Among AF patients newly treated with DOAC, both stroke and death risks remain non-negligible. Several risk factors identified in AF patients were still associated with these outcomes in our population of AF patients treated with DOAC, whereas others like acute decompensation for heart failure were not independent stroke risk factors. We also showed an important excess risk of stroke and death in non-adherent patients. Adherence issues therefore need to be addressed, as they represent a challenge to the benefits of DOAC and, more generally, OAC in AF patients.
Data Sharing Statement
As a governmental agency, we had full access to the data and the right to publish the resulting study. Data cannot be shared as access to the SNDS data has to be approved by the French Data Protection Authority. Only French governmental agencies have access to SNDS for now.
As a health research institute, the French Public Health Agency has permanent access to the SNDS database approved by decree and by the French Data Protection Authority. According to French governmental regulations, the examination of the study protocol by the National Ethics Committee was not required.
Consent to Participate
Not applicable as patient and public were not involved in our research.
Consent for Publication
Not applicable as patient and public were not involved in our research.

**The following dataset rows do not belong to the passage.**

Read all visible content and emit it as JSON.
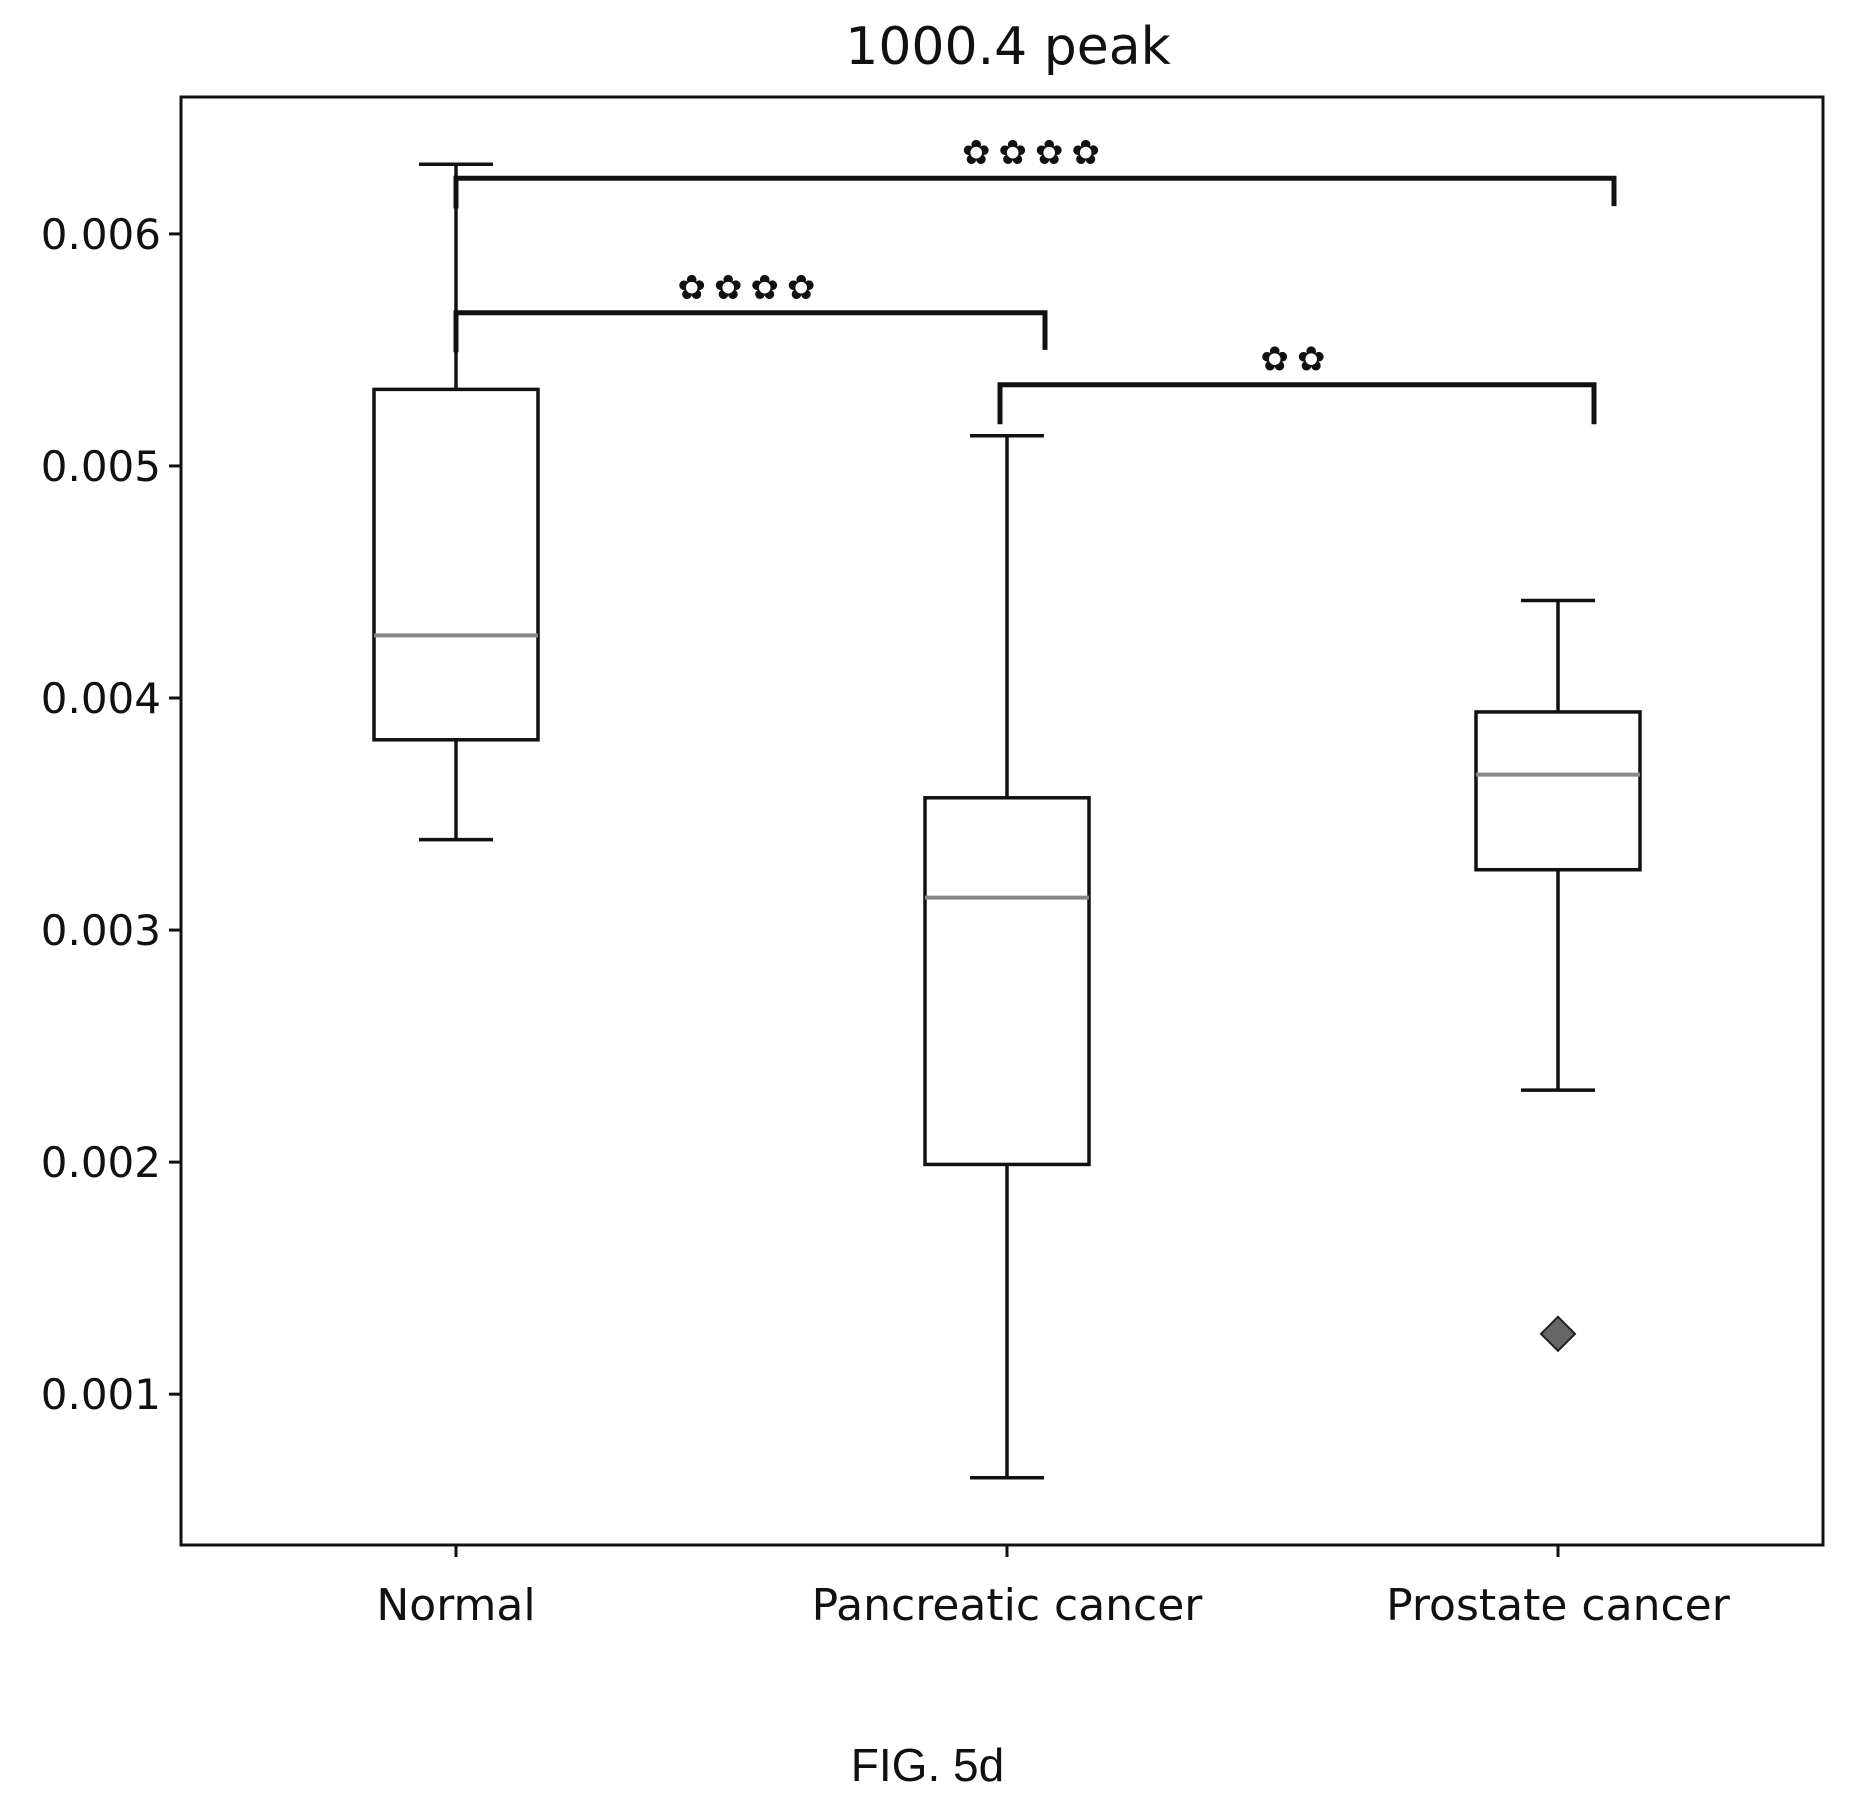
{
  "chart_data": {
    "type": "box",
    "title": "1000.4 peak",
    "xlabel": "",
    "ylabel": "",
    "ylim": [
      0.00035,
      0.00659
    ],
    "y_ticks": [
      {
        "value": 0.001,
        "label": "0.001"
      },
      {
        "value": 0.002,
        "label": "0.002"
      },
      {
        "value": 0.003,
        "label": "0.003"
      },
      {
        "value": 0.004,
        "label": "0.004"
      },
      {
        "value": 0.005,
        "label": "0.005"
      },
      {
        "value": 0.006,
        "label": "0.006"
      }
    ],
    "categories": [
      "Normal",
      "Pancreatic cancer",
      "Prostate cancer"
    ],
    "boxes": [
      {
        "category": "Normal",
        "whisker_low": 0.00339,
        "q1": 0.00382,
        "median": 0.00427,
        "q3": 0.00533,
        "whisker_high": 0.0063,
        "outliers": []
      },
      {
        "category": "Pancreatic cancer",
        "whisker_low": 0.00064,
        "q1": 0.00199,
        "median": 0.00314,
        "q3": 0.00357,
        "whisker_high": 0.00513,
        "outliers": []
      },
      {
        "category": "Prostate cancer",
        "whisker_low": 0.00231,
        "q1": 0.00326,
        "median": 0.00367,
        "q3": 0.00394,
        "whisker_high": 0.00442,
        "outliers": [
          0.00126
        ]
      }
    ],
    "significance": [
      {
        "from": "Normal",
        "to": "Pancreatic cancer",
        "level": 0.00566,
        "label": "✿✿✿✿"
      },
      {
        "from": "Pancreatic cancer",
        "to": "Prostate cancer",
        "level": 0.00535,
        "label": "✿✿"
      },
      {
        "from": "Normal",
        "to": "Prostate cancer",
        "level": 0.00624,
        "label": "✿✿✿✿"
      }
    ],
    "grid": false,
    "colors": {
      "box_edge": "#111111",
      "median": "#888888",
      "outlier": "#666666"
    }
  },
  "figure_caption": "FIG. 5d"
}
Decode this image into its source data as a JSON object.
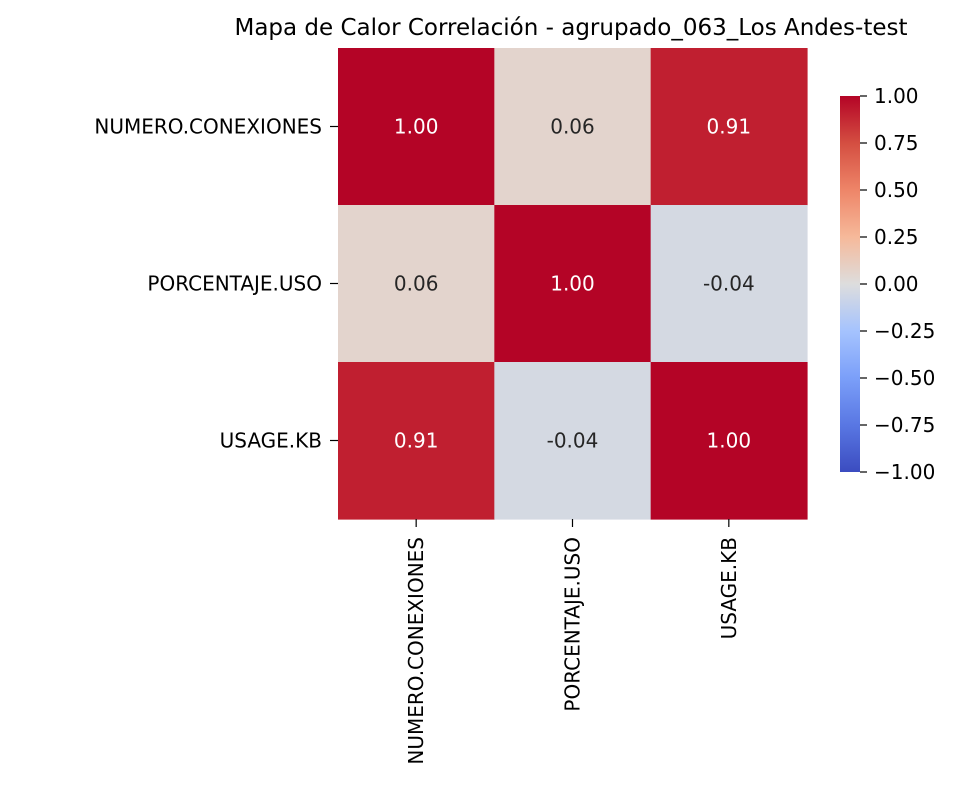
{
  "chart_data": {
    "type": "heatmap",
    "title": "Mapa de Calor Correlación - agrupado_063_Los Andes-test",
    "rows": [
      "NUMERO.CONEXIONES",
      "PORCENTAJE.USO",
      "USAGE.KB"
    ],
    "columns": [
      "NUMERO.CONEXIONES",
      "PORCENTAJE.USO",
      "USAGE.KB"
    ],
    "values": [
      [
        1.0,
        0.06,
        0.91
      ],
      [
        0.06,
        1.0,
        -0.04
      ],
      [
        0.91,
        -0.04,
        1.0
      ]
    ],
    "annotations": [
      [
        "1.00",
        "0.06",
        "0.91"
      ],
      [
        "0.06",
        "1.00",
        "-0.04"
      ],
      [
        "0.91",
        "-0.04",
        "1.00"
      ]
    ],
    "colormap": "coolwarm",
    "vmin": -1.0,
    "vmax": 1.0,
    "colorbar_ticks": [
      1.0,
      0.75,
      0.5,
      0.25,
      0.0,
      -0.25,
      -0.5,
      -0.75,
      -1.0
    ],
    "colorbar_tick_labels": [
      "1.00",
      "0.75",
      "0.50",
      "0.25",
      "0.00",
      "−0.25",
      "−0.50",
      "−0.75",
      "−1.00"
    ]
  }
}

AG have drafted and written the article. AG, EC, CG, and VO contributed to the conception, study design, execution, acquisition of data, analysis and interpretation, and substantially revised and critically reviewed the article. AV, PT and YB contributed to the interpretation, substantially revised and critically reviewed the article. All authors have agreed on the journal to which article will be submitted and on the present submission. All authors have reviewed and agreed on all versions of the article, and agreed to take responsibility and be accountable for the contents of the article.
There is no funding to report.
Yannick Béjot received honoraria for lectures and consulting fees from AstraZeneca, Daiichi-Sankyo, BMS, Pfizer, Medtronic, Servier, MSD France, Amgen, and Boehringer-Ingelheim. The authors report no other conflicts of interest in this work.